Eating veggie burgers won't save the planet - News - Evening Standard
       

Eating veggie burgers won't save the planet

In the run-up to the Climate Change Conference in Copenhagen there will be many apocalyptic warnings about how we must alter our behaviour to avert disaster.

But the call yesterday by Lord Stern of Brentford, summarised by The Times as "give up meat to save the planet", opened a new front in the rhetorical war on global warming, bringing to mind Omega Man-like images of survivors huddled in bunkers, fighting over the last tin of mung beans.

Mockery aside, the figures are clear enough. Two-thirds of the world's agricultural land is given over to livestock.

Every cow produces 500 litres of methane every day, not to mention 14.6 tonnes of manure annually.

Environmentally, methane has 25 times the impact of CO2, and CO2, we understand from the doomsaying of the blessed Al Gore, is a Very Bad Thing. So why did Lord Stern's warning feel like a rasp of hot air?

More importantly, has he ever dined in a London restaurant? If he had, he would perhaps have refined his arguments to include an acknowledgment that man cannot live by mushroom risotto alone.

The ethical arguments for vegetarianism are not new. In the 1970s, the inefficiencies of meat production were shackled to world hunger, in what anti-poverty campaigner Susan George called the "one less hamburger" argument - the belief that if we all ate one less burger a week, the grain used to feed the livestock might be diverted to feed the Third World.

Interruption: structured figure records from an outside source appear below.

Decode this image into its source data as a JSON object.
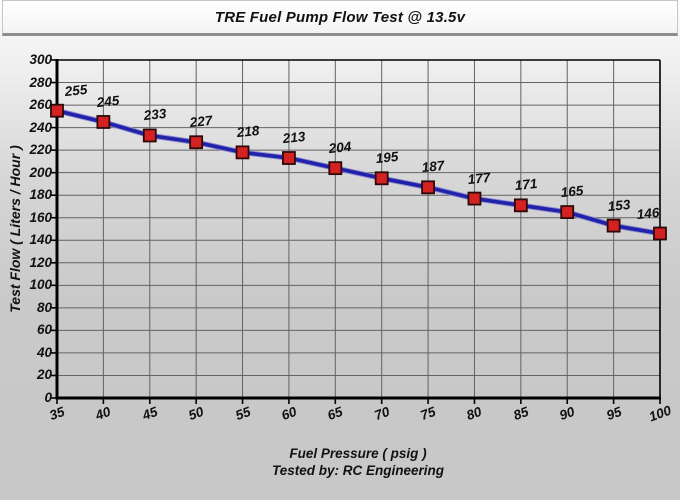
{
  "title": "TRE Fuel Pump Flow Test @ 13.5v",
  "chart_data": {
    "type": "line",
    "x": [
      35,
      40,
      45,
      50,
      55,
      60,
      65,
      70,
      75,
      80,
      85,
      90,
      95,
      100
    ],
    "series": [
      {
        "name": "Test Flow",
        "values": [
          255,
          245,
          233,
          227,
          218,
          213,
          204,
          195,
          187,
          177,
          171,
          165,
          153,
          146
        ]
      }
    ],
    "title": "TRE Fuel Pump Flow Test @ 13.5v",
    "xlabel": "Fuel Pressure ( psig )",
    "ylabel": "Test Flow ( Liters / Hour )",
    "footer": "Tested by: RC Engineering",
    "xlim": [
      35,
      100
    ],
    "ylim": [
      0,
      300
    ],
    "x_tick_step": 5,
    "y_tick_step": 20,
    "grid": true,
    "legend": "none",
    "data_labels": true,
    "colors": {
      "line": "#2121aa",
      "line_halo": "#8a8ad0",
      "marker_fill": "#d42222",
      "marker_border": "#2e0808",
      "grid": "#636363",
      "axis": "#000000",
      "text": "#111111",
      "panel": "#ffffff"
    }
  }
}
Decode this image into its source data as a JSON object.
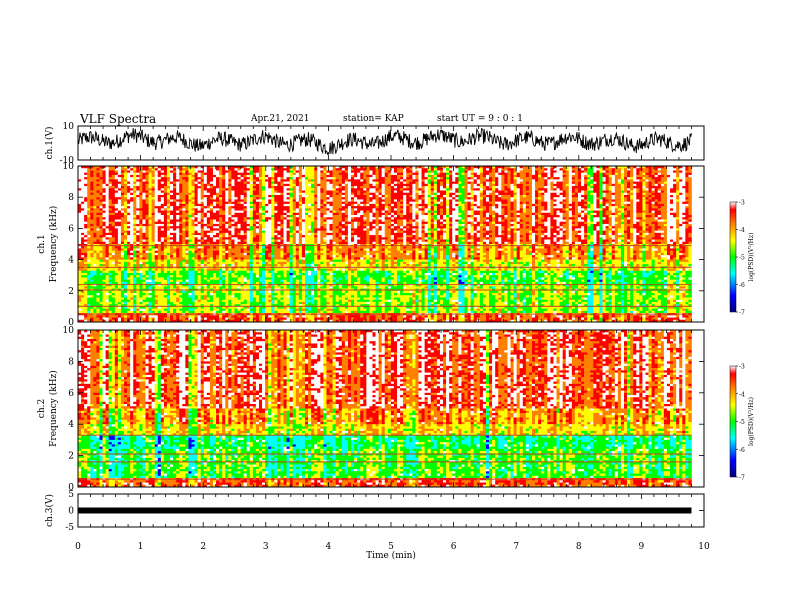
{
  "header": {
    "title": "VLF Spectra",
    "date": "Apr.21, 2021",
    "station": "station= KAP",
    "start": "start  UT =   9 : 0  : 1"
  },
  "chart_data": [
    {
      "type": "line",
      "panel": "ch1-waveform",
      "ylabel": "ch.1(V)",
      "ylim": [
        -10,
        10
      ],
      "yticks": [
        "10",
        "-10"
      ],
      "xlim": [
        0,
        10
      ],
      "x_end": 9.8,
      "series": [
        {
          "values_description_free": true,
          "x": [
            0,
            1,
            2,
            3,
            4,
            5,
            6,
            7,
            8,
            9,
            9.8
          ],
          "values": [
            1,
            3,
            0,
            2,
            -1,
            2,
            3,
            1,
            2,
            0,
            1
          ]
        }
      ],
      "color": "#000000"
    },
    {
      "type": "heatmap",
      "panel": "ch1-spectrogram",
      "xlim": [
        0,
        10
      ],
      "x_end": 9.8,
      "ylim": [
        0,
        10
      ],
      "yticks": [
        "0",
        "2",
        "4",
        "6",
        "8",
        "10"
      ],
      "ylabel_lines": [
        "ch.1",
        "Frequency  (kHz)"
      ],
      "colorbar": {
        "ticks": [
          "-3",
          "-4",
          "-5",
          "-6",
          "-7"
        ],
        "range": [
          -7,
          -3
        ],
        "label": "log(PSD)(V²/Hz)"
      }
    },
    {
      "type": "heatmap",
      "panel": "ch2-spectrogram",
      "xlim": [
        0,
        10
      ],
      "x_end": 9.8,
      "ylim": [
        0,
        10
      ],
      "yticks": [
        "0",
        "2",
        "4",
        "6",
        "8",
        "10"
      ],
      "ylabel_lines": [
        "ch.2",
        "Frequency  (kHz)"
      ],
      "colorbar": {
        "ticks": [
          "-3",
          "-4",
          "-5",
          "-6",
          "-7"
        ],
        "range": [
          -7,
          -3
        ],
        "label": "log(PSD)(V²/Hz)"
      }
    },
    {
      "type": "line",
      "panel": "ch3-waveform",
      "ylabel": "ch.3(V)",
      "ylim": [
        -5,
        5
      ],
      "yticks": [
        "5",
        "0",
        "-5"
      ],
      "xlim": [
        0,
        10
      ],
      "x_end": 9.8,
      "series": [
        {
          "x": [
            0,
            9.8
          ],
          "values": [
            0,
            0
          ]
        }
      ],
      "color": "#000000"
    }
  ],
  "xaxis": {
    "label": "Time  (min)",
    "ticks": [
      "0",
      "1",
      "2",
      "3",
      "4",
      "5",
      "6",
      "7",
      "8",
      "9",
      "10"
    ]
  },
  "colors": {
    "scale": [
      "#000080",
      "#0000ff",
      "#00ffff",
      "#00ff00",
      "#ffff00",
      "#ff8000",
      "#ff0000",
      "#ffffff"
    ]
  }
}
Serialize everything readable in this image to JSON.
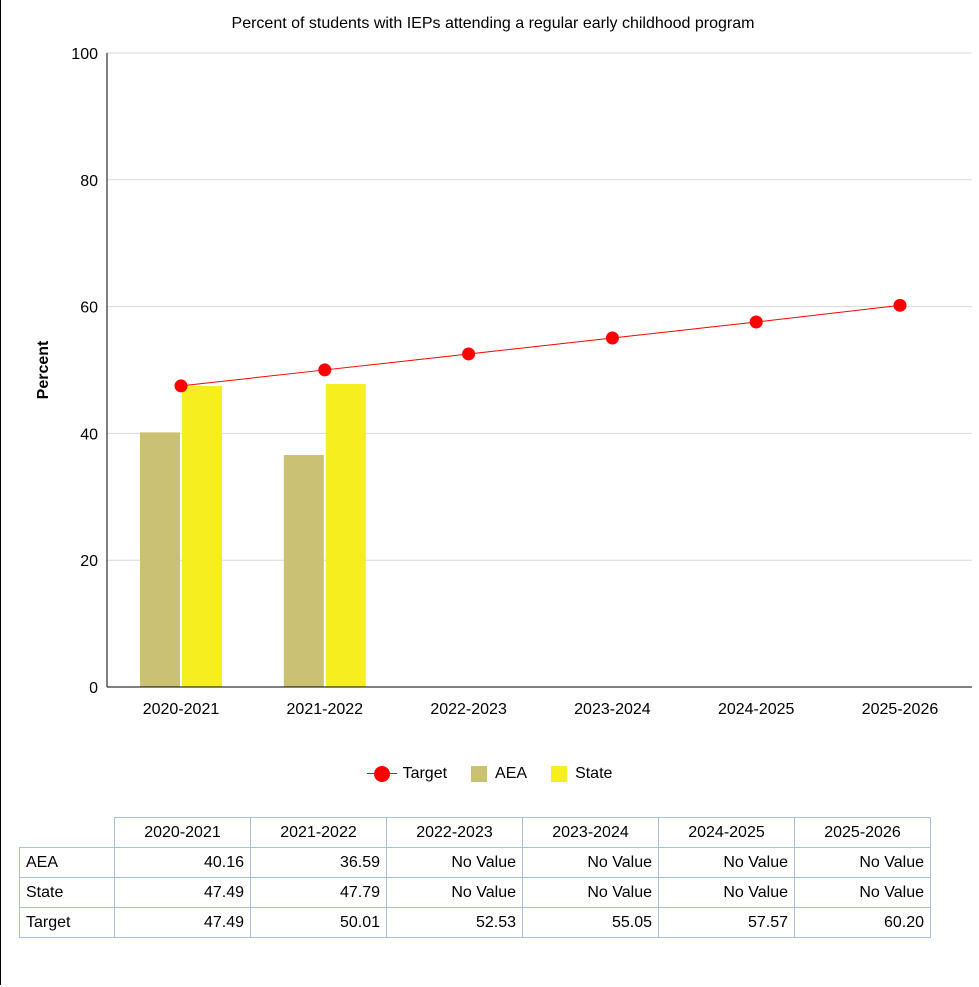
{
  "chart_data": {
    "type": "bar",
    "title": "Percent of students with IEPs attending a regular early childhood program",
    "xlabel": "",
    "ylabel": "Percent",
    "ylim": [
      0,
      100
    ],
    "yticks": [
      0,
      20,
      40,
      60,
      80,
      100
    ],
    "grid": true,
    "legend_position": "bottom",
    "categories": [
      "2020-2021",
      "2021-2022",
      "2022-2023",
      "2023-2024",
      "2024-2025",
      "2025-2026"
    ],
    "series": [
      {
        "name": "Target",
        "type": "line",
        "color": "#ff0000",
        "values": [
          47.49,
          50.01,
          52.53,
          55.05,
          57.57,
          60.2
        ]
      },
      {
        "name": "AEA",
        "type": "bar",
        "color": "#cbc173",
        "values": [
          40.16,
          36.59,
          null,
          null,
          null,
          null
        ]
      },
      {
        "name": "State",
        "type": "bar",
        "color": "#f7ee1f",
        "values": [
          47.49,
          47.79,
          null,
          null,
          null,
          null
        ]
      }
    ]
  },
  "legend": {
    "target": "Target",
    "aea": "AEA",
    "state": "State"
  },
  "table": {
    "headers": [
      "2020-2021",
      "2021-2022",
      "2022-2023",
      "2023-2024",
      "2024-2025",
      "2025-2026"
    ],
    "rows": [
      {
        "label": "AEA",
        "cells": [
          "40.16",
          "36.59",
          "No Value",
          "No Value",
          "No Value",
          "No Value"
        ]
      },
      {
        "label": "State",
        "cells": [
          "47.49",
          "47.79",
          "No Value",
          "No Value",
          "No Value",
          "No Value"
        ]
      },
      {
        "label": "Target",
        "cells": [
          "47.49",
          "50.01",
          "52.53",
          "55.05",
          "57.57",
          "60.20"
        ]
      }
    ]
  }
}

George knew this was a fallacy but the argument has now evolved into the Meat-free Monday campaign, supported by Paul McCartney. Would one less Big Mac save the planet?

Doubtless Macca understands that it wouldn't but he may also argue that doing a little bit of good is better than doing no good at all.

There is one notable difference between the 1970s and now. Back then, vegetarianism was perceived as a growing trend. It had the look of a movement on the march.

It didn't happen. True, the Waitrosistas may now turn up their noses at battery eggs but according to the last Food Standards Agency survey, the number of vegetarians is roughly the same as it always was.

Three per cent are completely meat-averse, another five per cent are partly vegetarian, eating some fish, and some meat, most usually chicken.

I am in this indecisive club myself, eating no meat but occasionally sampling a haddock, as long as it has been deep-fried and battered to the point where it no longer resembles a fish.

So, is the planet doomed? If vegetarianism is the answer, I fear it is. It feels as if the veggies won the argument while the carnivores won the war.

Many restaurants no longer cater for meat-refuseniks, offering only goats' cheese and a red-blooded sneer from the waiter.

The most-celebrated establishments serve the "nose-to-tail" cuisine pioneered at St John.

As a matter of efficiency, it is surely good that meat-eaters are being encouraged to feast on lungs and spleen.

But it won't save the world, and it doesn't stop me wondering why a city with London's culinary talent can't work out what to do with a parsnip. And no, I don't fancy the goats' cheese.